Of course, there may be a problem with all of this: I’ve done it and I’m not sure that it’s working. I’d hoped that accumulating these experiences would give me a better view of the world. When I was expecting everything to become more clear and more easily defined even as it gained complexity, it just got bigger, and fuzzier.

While I’m away from those places where I started to form my picture of the world I want to go back, sometimes for good, sometimes just to check and make sure everything is like I remember it, to see if my earlier simpler world view is still supported by the place where it grew. Now that I have gone back, after really living and even finding the beginnings of home elsewhere, I see that some of the things I held most dear have changed, and other things have gone on just fine without me. The shop where I used to buy my guitar and sci-fi magazines is closed, and my favourite restaurant won’t let me smoke inside any more.
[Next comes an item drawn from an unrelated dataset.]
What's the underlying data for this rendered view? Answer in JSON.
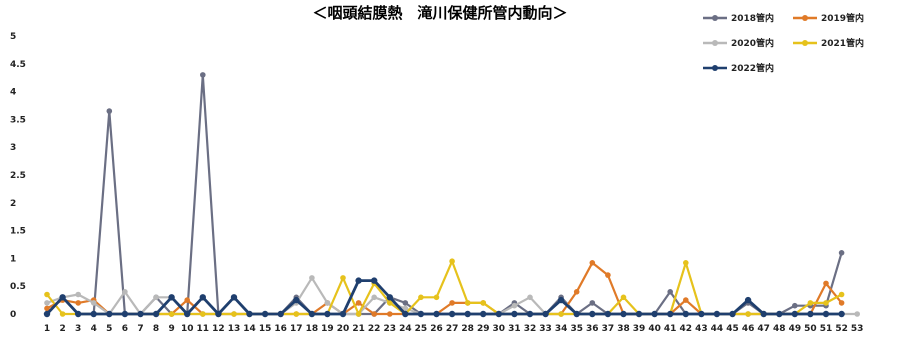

After living in a place, and feeling like a part of the community, whose fault is it that it cuts a piece out of my heart that, upon my return, the only thing that’s changed about my favourite smoke shop is that the clerk behind the desk doesn’t know my name any more? It’s nobody’s fault, I’m just not a part of that scene any more. I’ve always been worried about people forgetting me; the last time I came home I found that a lot of people I had known before couldn’t remember anything beyond that I looked kind of familiar, and even my close friends couldn’t remember things that seemed very important to me. I felt like I was disappearing, and this time it looks like I’m gone.
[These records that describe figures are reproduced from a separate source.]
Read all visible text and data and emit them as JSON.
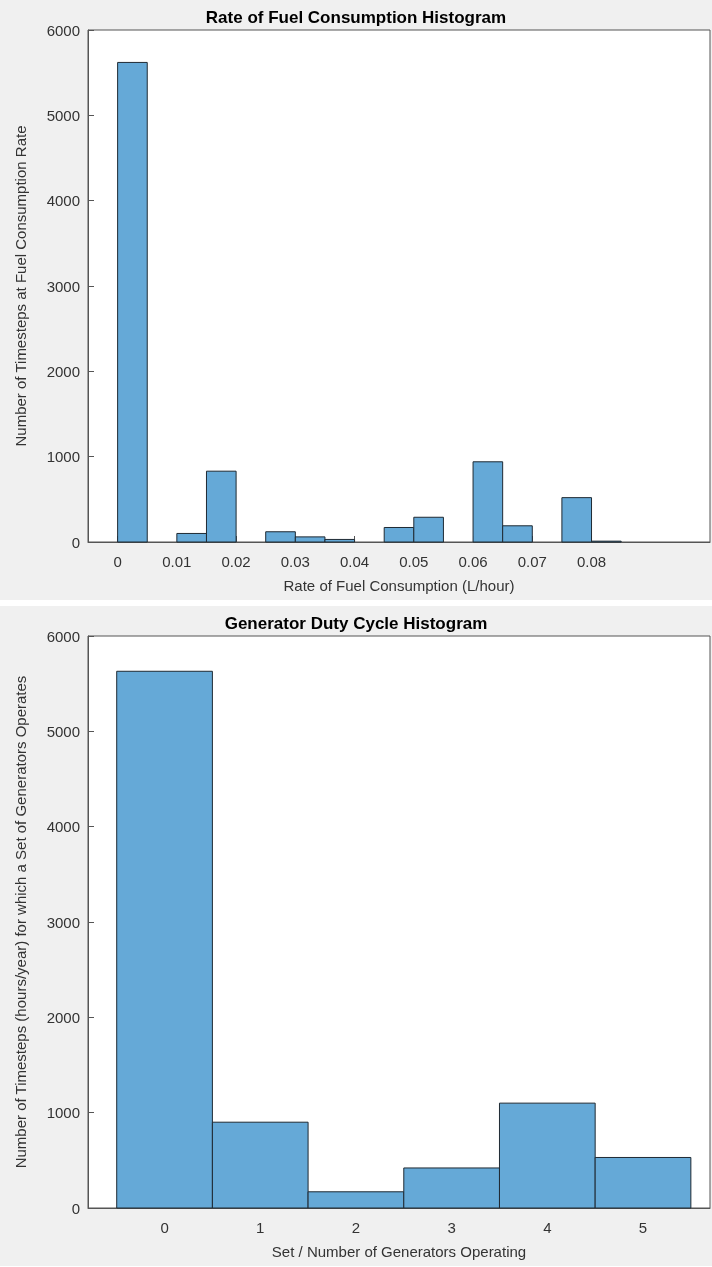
{
  "chart_data": [
    {
      "type": "histogram",
      "title": "Rate of Fuel Consumption Histogram",
      "xlabel": "Rate of Fuel Consumption (L/hour)",
      "ylabel": "Number of Timesteps at Fuel Consumption Rate",
      "bins": [
        0,
        0.005,
        0.01,
        0.015,
        0.02,
        0.025,
        0.03,
        0.035,
        0.04,
        0.045,
        0.05,
        0.055,
        0.06,
        0.065,
        0.07,
        0.075,
        0.08,
        0.085
      ],
      "values": [
        5620,
        0,
        100,
        830,
        0,
        120,
        60,
        30,
        0,
        170,
        290,
        0,
        940,
        190,
        0,
        520,
        10
      ],
      "color": "#65a9d7",
      "xlim": [
        -0.005,
        0.1
      ],
      "xticks": [
        0,
        0.01,
        0.02,
        0.03,
        0.04,
        0.05,
        0.06,
        0.07,
        0.08
      ],
      "ylim": [
        0,
        6000
      ],
      "yticks": [
        0,
        1000,
        2000,
        3000,
        4000,
        5000,
        6000
      ]
    },
    {
      "type": "histogram",
      "title": "Generator Duty Cycle Histogram",
      "xlabel": "Set / Number of Generators Operating",
      "ylabel": "Number of Timesteps (hours/year) for which a Set of Generators Operates",
      "bins": [
        -0.5,
        0.5,
        1.5,
        2.5,
        3.5,
        4.5,
        5.5
      ],
      "values": [
        5630,
        900,
        170,
        420,
        1100,
        530
      ],
      "color": "#65a9d7",
      "xlim": [
        -0.8,
        5.7
      ],
      "xticks": [
        0,
        1,
        2,
        3,
        4,
        5
      ],
      "ylim": [
        0,
        6000
      ],
      "yticks": [
        0,
        1000,
        2000,
        3000,
        4000,
        5000,
        6000
      ]
    }
  ]
}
I’ve come to realize that this return is essential to the journey. Without a homecoming there’s no grounding, no fact-checking examination of one’s memories and idealized internal portrayal of what was. Without this the memories have no meaning; without verification they might as well be fiction. While our experiences can still bring a larger understanding of the world, we can’t be certain, the understanding is not complete.

At first, I have to admit, this whole process left me hollow. If home isn’t home any more, am I just homeless now? It’s become more, for me, than just longing for my parents’ house, or some more familiar town, or even another country. I’ve walked the old streets and listen to the racket of memories in the old walls, but they’re not my streets or my memories any more. I guess that it’s time to throw all of that old shit aside, and approach the world with a clean slate. I hesitate to pull some Socratic shit on you, but it doesn’t work if I keep thinking of one place as home, and here as not home. So here I go, one more citizen of the world; maybe I’ll find home again, and maybe I won’t, but I’ll always keep my feet firmly in my time space location. I’m here right now, trying very hard to keep from forgetting what home feels like.

Man, can you believe it? I was so goddamned… solemn. I wrote that a little over a year ago the last time I went back to the place I call home. It doesn’t feel that way, but when I say home, it’s the place I’m talking about.